Was sollte man denn unternehmen?

Freie, unabhängige und zuverlässige Information unterstützen zum Beispiel. Worauf wartet Macron, um einen nationalen Deontologierat für Medien in Frankreich zu schaffen? Worauf wartet Macron, um Gesetzte zu verabschieden, die die immer größer werdenden Medienkartelle in Frankreich unterbinden? Worauf warten andere europäische Staaten, um öffentliche Förderungsgelder für Investigativjournalismus bereitzustellen, die von unabhängigen Jurys vergeben werden? Oder auch eine kritische Medien- und Interneterziehung ab der Grundschule einzuführen, wo man lernen würde, zuverlässige Quellen von unzuverlässigen zu unterscheiden. Es gibt so viele präventive und positive Maßnahmen, die man ergreifen kann, bevor man eine gefährliche Jagd auf „Fake News“ eröffnet. Dazu bestätigt eine derartige Jagd Verschwörungstheoretiker und Leute, die glauben, man würde ihnen die Wahrheit am liebsten verschweigen. Das ist schlicht kontraproduktiv.

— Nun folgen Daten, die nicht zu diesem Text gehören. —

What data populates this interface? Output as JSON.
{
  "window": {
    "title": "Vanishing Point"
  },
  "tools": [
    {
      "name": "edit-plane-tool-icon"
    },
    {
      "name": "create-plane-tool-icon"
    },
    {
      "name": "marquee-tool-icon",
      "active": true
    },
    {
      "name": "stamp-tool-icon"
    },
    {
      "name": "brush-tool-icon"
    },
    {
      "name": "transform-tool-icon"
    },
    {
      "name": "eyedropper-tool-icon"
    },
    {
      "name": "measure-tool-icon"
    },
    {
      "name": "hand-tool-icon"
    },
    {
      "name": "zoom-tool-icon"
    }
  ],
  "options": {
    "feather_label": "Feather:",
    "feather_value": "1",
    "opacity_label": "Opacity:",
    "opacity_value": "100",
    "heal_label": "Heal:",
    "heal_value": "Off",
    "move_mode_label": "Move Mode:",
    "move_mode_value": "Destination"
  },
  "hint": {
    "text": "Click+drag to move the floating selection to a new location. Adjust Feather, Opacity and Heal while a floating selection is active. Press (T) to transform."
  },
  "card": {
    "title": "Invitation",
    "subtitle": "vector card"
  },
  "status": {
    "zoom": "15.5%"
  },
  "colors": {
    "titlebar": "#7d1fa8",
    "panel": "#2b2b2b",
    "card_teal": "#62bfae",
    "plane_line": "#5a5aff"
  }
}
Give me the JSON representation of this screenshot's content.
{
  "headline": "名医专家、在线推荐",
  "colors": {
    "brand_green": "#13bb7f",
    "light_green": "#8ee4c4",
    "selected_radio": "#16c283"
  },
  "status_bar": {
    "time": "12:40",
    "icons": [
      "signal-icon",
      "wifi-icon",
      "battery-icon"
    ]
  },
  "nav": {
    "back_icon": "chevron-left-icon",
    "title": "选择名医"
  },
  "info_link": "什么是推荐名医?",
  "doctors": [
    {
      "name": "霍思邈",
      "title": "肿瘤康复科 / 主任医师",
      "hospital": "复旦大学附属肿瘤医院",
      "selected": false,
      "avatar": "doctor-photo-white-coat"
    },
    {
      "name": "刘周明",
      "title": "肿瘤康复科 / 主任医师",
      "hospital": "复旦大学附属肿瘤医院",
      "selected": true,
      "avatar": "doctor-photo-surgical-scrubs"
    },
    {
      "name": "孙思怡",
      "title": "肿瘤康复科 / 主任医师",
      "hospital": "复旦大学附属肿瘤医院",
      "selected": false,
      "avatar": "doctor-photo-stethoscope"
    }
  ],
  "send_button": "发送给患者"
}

Was ist mit mehr Fact-Checking – also Journalistenbüros, die die Wahrhaftigkeit von Informationen ständig überprüfen? Auch soziale Medien könnten das gebrauchen.

Ja. Das ist ja auch eher eine präventive Maßnahme. Das Problem dabei ist, dass diese Journalisten dann anderswo fehlen, weil sie gerade damit beschäftig sind, Falschinformationen, die absichtlich in die Welt geworfen wurden, zu überprüfen. Deswegen ist Fact-Checking allein nicht die Lösung. Es braucht eine umfangreichere Politik, die sich an alle Akteure der Medienwelt richtet. Dazu gehören auch die Werbetreibenden, die durchaus auf Internetseiten zurückgreifen, die Falschinformationen verbreiten. Hätte Macron eine breite Strategie vorgelegt, zusammen mit einigen repressiven Maßnahmen, dann wäre es besser gewesen. Repression alleine geht aber nicht. In anderen Bereichen, wie die Kriminal- und Drogenpolitik, braucht es auch beides, damit es Sinn macht.

Die Jagd auf Fake News bestätigt Leute, die glauben, man würde ihnen die Wahrheit am liebsten verschweigen

Kritiker der repressiven Maßnahmen, wie ein Anti-Fake-News-Gesetz, behaupten, dass es auch schädlich für die Pressefreiheit sei.

Kollegen sagen mir, dass es mit einem Anti-Fake-News-Gesetz nicht zur Veröffentlichung der Cahuzac-Affäre (nach der 2016 der französische Politiker Jérôme Cahuzac wegen Steuerhinterziehung verurteilt wurde. Anm. d. Red.), gekommen wäre, weil ein derartiges Gesetz zur Aufhebung des Quellenschutzes geführt hätte, um vor einem Richter zu beweisen, dass die Informationen richtig waren. Desinformation muss man bekämpfen, aber als Vertreter von Journalisten bin ich skeptisch, was diese Instrumente angeht. Im gegenwärtigen Klima des Abbaus von Journalistenplätzen wegen des wirtschaftlichen Drucks kommen repressive und restriktive Maßnahmen umso ungelegener. Und stellen Sie sich mal vor, was eine Politikerin wie Marine Le Pen mit so einem Gesetz alles machen könnte …

Kann die EU denn etwas Sinnvolles gegen „Fake News“ tun?

Die EU-Kommission macht wenigstens nicht die gleichen Fehler, wie einige Staaten, die fälschlicherweise glauben, dass ein repressives Gesetz alles lösen könnte. Das ist Schwachsinn. Eine gesperrte Internetseite wird dazu führen, dass eine neue unmittelbar danach aufgemacht wird. Die Kommission bringt momentan Experten aus dem ganzen medialen Ökosystem, zu dem auch soziale Netzwerke gehören, zusammen, um sich auszutauschen. Was danach rauskommen wird, werden wir aber noch sehen müssen. Daneben versucht die EU auch durch offizielle Kommunikation falsche Gerüchte zu zerstreuen. Das ist aber offizielle Staatskommunikation. Interessant wäre, unabhängige Information stärker zu fördern. Auch gibt es wirtschaftliche Regulierungen, die dem Journalismus gut tun würden. Soziale Netzwerke machen den traditionellen Medien beispielsweise bei Werbeeinnahmen Konkurrenz und profitieren gleichzeitig von ihrer journalistischen Arbeit, die dort geteilt wird und Clicks generiert. Warum sollten diese sich dann nicht auch an der Finanzierung dieser Arbeit beteiligen? Die zentrale Herausforderung ist ja eigentlich das Überleben der zuverlässigen Information.